Too often, salespeople allow prospects to bring out objections at the wrong time when they are early in their presentation, and the prospect objects to the listing price or timing or other factors.  The truth is if the value of your service was so significant, they would find the money in the budget, and the price would be a non-issue.  The best tactic is to delay the objections until later in your presentation.

Ask permission to delay the response to their question until later.  Tell them you have a particular order to your presentation that you have found your clients like best.  They will also gain a more comprehensive understanding of your service this way.  Ask them, "Would it be okay if we wait and address this later in the part of my presentation where I will address all of your concerns?"
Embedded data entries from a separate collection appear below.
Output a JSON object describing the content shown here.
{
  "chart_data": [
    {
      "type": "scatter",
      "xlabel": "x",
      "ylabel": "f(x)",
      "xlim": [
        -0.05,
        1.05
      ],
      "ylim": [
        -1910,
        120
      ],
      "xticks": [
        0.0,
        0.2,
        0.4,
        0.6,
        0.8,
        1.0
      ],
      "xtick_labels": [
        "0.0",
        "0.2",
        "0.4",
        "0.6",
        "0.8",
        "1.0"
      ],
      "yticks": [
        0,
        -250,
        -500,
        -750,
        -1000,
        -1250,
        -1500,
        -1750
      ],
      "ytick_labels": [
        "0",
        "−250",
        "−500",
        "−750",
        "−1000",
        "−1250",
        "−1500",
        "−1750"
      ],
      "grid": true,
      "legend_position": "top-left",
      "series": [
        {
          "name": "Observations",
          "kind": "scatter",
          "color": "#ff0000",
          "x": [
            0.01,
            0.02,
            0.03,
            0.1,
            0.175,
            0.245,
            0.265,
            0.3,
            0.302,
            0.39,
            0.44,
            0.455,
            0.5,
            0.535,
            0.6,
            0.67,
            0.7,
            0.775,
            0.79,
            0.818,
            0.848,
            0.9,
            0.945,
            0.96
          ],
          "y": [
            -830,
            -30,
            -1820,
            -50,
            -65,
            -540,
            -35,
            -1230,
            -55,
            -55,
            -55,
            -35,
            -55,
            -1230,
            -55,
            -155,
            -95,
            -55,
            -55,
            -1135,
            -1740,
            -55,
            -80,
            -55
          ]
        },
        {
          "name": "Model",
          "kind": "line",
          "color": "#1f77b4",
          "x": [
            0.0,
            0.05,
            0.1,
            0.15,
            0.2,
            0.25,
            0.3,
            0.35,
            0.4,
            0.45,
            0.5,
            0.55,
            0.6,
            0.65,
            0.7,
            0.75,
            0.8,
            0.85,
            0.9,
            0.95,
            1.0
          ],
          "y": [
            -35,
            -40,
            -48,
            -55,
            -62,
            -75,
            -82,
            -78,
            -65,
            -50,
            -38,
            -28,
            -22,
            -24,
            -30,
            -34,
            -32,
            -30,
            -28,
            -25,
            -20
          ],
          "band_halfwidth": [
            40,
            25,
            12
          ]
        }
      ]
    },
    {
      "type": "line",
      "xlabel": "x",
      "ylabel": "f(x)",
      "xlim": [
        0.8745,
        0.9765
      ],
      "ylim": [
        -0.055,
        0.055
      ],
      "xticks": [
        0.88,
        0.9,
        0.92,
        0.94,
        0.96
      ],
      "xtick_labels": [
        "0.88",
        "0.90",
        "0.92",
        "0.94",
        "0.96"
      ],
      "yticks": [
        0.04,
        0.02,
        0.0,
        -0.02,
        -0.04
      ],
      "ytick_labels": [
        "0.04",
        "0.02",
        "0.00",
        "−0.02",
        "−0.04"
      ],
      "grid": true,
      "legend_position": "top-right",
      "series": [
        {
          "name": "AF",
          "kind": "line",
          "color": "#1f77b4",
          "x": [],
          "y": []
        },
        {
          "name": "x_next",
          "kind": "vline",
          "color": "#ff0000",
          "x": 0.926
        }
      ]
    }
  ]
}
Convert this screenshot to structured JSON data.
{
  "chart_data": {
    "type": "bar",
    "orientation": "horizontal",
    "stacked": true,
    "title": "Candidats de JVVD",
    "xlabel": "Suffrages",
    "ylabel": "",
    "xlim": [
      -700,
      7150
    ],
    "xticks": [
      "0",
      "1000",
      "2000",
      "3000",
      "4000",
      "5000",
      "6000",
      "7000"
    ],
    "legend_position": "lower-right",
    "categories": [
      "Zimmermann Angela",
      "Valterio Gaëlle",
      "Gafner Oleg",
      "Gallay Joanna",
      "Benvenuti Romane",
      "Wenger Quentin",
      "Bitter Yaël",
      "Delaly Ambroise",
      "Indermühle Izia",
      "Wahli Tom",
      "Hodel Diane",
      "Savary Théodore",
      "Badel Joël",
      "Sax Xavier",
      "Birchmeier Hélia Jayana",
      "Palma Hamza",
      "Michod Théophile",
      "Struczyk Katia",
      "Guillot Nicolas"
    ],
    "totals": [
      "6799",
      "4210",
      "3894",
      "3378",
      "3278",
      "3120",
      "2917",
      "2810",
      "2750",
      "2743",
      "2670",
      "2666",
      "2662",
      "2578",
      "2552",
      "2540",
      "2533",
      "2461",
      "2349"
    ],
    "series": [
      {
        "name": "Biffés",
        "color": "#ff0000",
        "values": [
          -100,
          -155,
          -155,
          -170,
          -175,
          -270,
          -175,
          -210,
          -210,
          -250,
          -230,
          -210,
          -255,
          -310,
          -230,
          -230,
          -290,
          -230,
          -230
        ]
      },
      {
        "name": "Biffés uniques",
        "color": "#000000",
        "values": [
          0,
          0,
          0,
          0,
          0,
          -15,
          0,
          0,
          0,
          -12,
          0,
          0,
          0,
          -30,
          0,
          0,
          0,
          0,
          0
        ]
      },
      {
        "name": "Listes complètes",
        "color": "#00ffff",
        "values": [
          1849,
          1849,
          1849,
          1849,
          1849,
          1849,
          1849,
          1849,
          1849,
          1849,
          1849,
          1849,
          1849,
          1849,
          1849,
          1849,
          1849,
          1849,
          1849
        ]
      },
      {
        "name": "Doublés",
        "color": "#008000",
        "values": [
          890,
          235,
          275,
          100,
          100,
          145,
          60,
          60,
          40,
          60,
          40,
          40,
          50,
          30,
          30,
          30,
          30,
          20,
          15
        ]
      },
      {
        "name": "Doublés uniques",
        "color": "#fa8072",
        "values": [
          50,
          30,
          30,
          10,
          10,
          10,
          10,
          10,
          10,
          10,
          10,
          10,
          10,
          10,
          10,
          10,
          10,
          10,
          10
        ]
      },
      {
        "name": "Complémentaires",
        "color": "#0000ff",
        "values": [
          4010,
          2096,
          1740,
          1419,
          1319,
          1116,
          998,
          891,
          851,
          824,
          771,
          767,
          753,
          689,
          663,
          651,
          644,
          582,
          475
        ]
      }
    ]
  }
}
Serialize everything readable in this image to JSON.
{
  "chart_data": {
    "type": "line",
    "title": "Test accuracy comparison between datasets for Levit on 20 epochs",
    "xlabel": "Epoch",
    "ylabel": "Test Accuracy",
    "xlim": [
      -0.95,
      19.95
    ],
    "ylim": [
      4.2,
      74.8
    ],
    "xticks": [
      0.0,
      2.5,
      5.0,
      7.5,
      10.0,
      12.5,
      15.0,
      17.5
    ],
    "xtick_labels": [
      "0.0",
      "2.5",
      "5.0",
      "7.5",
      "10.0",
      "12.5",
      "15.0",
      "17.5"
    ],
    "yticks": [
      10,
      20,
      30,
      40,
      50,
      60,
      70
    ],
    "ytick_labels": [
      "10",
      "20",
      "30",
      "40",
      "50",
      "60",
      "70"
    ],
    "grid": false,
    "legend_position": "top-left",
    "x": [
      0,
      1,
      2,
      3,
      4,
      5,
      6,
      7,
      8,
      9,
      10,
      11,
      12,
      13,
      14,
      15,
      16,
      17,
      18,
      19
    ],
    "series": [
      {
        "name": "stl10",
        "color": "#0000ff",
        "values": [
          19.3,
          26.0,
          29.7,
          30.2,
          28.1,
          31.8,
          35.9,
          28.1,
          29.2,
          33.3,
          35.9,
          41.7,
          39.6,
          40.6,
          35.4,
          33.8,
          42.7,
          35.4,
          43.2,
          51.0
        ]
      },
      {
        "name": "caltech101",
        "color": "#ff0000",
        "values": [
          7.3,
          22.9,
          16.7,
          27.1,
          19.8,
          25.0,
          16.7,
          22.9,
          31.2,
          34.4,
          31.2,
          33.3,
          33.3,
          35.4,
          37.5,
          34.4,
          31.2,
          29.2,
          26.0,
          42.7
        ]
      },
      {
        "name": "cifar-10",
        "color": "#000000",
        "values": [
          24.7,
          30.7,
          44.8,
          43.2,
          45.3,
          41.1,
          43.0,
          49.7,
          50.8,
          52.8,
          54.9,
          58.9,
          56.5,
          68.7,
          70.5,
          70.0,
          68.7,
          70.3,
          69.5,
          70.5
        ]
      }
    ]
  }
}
Having a written agenda for your presentation that can be faxed, e-mailed, or handed to the prospect in advance of your meeting is highly effective in delaying objections.  You can explain the agenda and get them to agree that they will follow it with you.  When they bring up an objection, you can then refer back to the agenda and tell them exactly when you will be dealing with their concern.  That allows you to stay on track and not go somewhere that will hamper the sale.  You can also easily use this technique if you give them a copy of the agenda.  First tell them what the typical process of your presentation is like.  Share with them the six, seven, eight (whatever the number may be) steps of your presentation.  You should share how long your presentation will be even.

When they try to change the order through an objection, you merely say to them, "I thoroughly cover that concern in step #6.  Would it be okay if we talked about it then?"  It would be rare for them to say, "No, I want to talk about it now."

This technique is especially helpful when you are encountering price objections.  In many cases, price objections can come out early for a busy prospect.  The problem with that early timing is that most salespeople haven't built enough value for their service, so answering the objection at that time won't help you much.